Vous êtes désormais Chief Marketing Officer chez Capgemini Invent. Quels sont les défis à relever pour cette marque qui vient de se lancer il y a 18 mois ?
E. L. – C'est une nouvelle marque sur le marché de la transformation, du conseil et de l'innovation digitale, une nouvelle marque bâtie sur une expérience solide mais élargie. Nous avons pensé en effet qu'avec l'évolution du marché, il était nécessaire de réinventer le métier du conseil et de faire une nouvelle proposition à nos clients, grandes entreprises, leaders mondiaux de leurs secteurs, pour leur permettre d'aller plus vite dans leur transformation digitale en regroupant sous une même marque des profils aussi variés que designers, analystes données, d'innovateurs et toujours consultants en stratégie.En termes de défis, et avec autant de diversité, il y a un effort important de développement d'équipes de promoteurs, d'ambassadeurs, qui peuvent porter au marché la proposition de valeur de cette nouvelle marque. Nous sommes dans une démarche de construction d'experts influenceurs. Quoi de plus qualifié, en effet, que l'agrégation des réseaux de chacun des collaborateurs de Capgemini Invent.
Pour vous, le marketing doit-il forcément être au service des ventes ?
E. L. – Le marketing a évidemment un rôle clé à jouer pour le développement du business. Est-ce que l'on est au service des ventes ou est-ce que l'on a un rôle plutôt corporate ? Je pense que nous avons une approche très pragmatique. Le marketing doit analyser – à la fin du processus – l'impact qu'il génère sur le développement du chiffre d'affaires. Aujourd'hui, il n'y a quasiment plus d'opération marketing qui ne soit pas mesurée, au regard de l'impact sur les ventes.Mais au-delà de l'impact sur les ventes, il y a aussi la question des valeurs. Nous avons annoncé la semaine dernière une acquisition différente : celle de l'agence Purpose, l'une des principales agences mondiales en matière d'impact social. Cette acquisition raisonne avec l'importance des questions de mission, de raison d'être que se posent nos clients.

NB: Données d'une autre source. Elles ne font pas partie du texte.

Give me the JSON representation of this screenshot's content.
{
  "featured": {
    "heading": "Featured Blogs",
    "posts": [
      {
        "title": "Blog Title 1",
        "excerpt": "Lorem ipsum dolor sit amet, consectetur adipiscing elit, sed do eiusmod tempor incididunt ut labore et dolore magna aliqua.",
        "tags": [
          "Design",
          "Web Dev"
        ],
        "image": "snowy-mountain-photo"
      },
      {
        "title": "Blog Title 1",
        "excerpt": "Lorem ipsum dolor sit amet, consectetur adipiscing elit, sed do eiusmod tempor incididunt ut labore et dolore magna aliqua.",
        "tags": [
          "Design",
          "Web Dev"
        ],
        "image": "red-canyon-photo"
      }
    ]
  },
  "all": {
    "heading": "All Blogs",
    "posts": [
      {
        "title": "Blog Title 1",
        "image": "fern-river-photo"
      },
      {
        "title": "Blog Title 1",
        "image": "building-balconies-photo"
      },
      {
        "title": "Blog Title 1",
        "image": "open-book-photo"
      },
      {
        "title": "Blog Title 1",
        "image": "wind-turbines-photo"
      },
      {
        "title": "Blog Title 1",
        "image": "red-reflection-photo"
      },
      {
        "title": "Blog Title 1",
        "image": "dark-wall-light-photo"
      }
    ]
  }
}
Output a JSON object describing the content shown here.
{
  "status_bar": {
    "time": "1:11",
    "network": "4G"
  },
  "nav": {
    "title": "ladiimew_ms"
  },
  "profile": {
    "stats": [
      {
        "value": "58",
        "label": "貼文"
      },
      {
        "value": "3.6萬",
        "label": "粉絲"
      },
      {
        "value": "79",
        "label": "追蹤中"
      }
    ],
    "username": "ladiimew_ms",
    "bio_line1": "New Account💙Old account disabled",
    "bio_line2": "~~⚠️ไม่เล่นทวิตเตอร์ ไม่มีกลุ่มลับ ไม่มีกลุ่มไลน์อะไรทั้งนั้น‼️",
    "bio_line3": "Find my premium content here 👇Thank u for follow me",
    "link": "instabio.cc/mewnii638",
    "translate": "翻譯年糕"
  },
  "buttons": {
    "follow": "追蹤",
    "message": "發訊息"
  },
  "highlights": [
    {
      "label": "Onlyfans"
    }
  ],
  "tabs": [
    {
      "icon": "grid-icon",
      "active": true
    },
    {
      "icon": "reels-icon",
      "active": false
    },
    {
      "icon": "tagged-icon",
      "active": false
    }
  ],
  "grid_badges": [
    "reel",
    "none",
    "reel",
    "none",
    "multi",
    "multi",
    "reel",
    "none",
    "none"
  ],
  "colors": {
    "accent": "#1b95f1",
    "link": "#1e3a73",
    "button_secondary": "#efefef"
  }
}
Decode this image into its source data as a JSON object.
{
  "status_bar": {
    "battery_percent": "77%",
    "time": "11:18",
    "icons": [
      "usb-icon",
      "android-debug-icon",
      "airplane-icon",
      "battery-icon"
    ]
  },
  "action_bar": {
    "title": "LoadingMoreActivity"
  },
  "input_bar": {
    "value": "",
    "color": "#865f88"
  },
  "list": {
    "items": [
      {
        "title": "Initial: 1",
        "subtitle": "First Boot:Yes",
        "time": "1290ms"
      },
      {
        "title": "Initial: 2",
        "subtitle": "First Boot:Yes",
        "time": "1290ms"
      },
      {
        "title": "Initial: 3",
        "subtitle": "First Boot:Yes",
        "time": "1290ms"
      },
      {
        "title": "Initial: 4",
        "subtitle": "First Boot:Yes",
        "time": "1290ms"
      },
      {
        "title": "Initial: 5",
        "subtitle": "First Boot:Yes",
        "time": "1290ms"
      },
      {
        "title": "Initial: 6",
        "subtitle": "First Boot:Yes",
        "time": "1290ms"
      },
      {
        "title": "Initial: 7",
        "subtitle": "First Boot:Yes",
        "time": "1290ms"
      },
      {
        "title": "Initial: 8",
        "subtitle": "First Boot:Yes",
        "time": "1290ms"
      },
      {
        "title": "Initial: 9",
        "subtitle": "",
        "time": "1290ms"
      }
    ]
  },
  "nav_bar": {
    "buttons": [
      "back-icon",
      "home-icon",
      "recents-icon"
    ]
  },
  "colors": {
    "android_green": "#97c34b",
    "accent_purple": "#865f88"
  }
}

Cette responsabilisation devient essentielle pour les marques. On lit régulièrement qu'une marque qui ne travaille pas ou qui ne s'engage pas pour la société est vouée à disparaître, ce que nos études démontrent déjà c'est que celles qui ont adopté ce type de démarche de 'croissance propre' performent mieux que les autres. Je suis convaincu que les clients et les consommateurs tiendront compte de plus en plus de cet élément-là dans leurs choix respectifs. Les certifications B-Corp ou les entreprises à mission sont vouées à devenir des standards.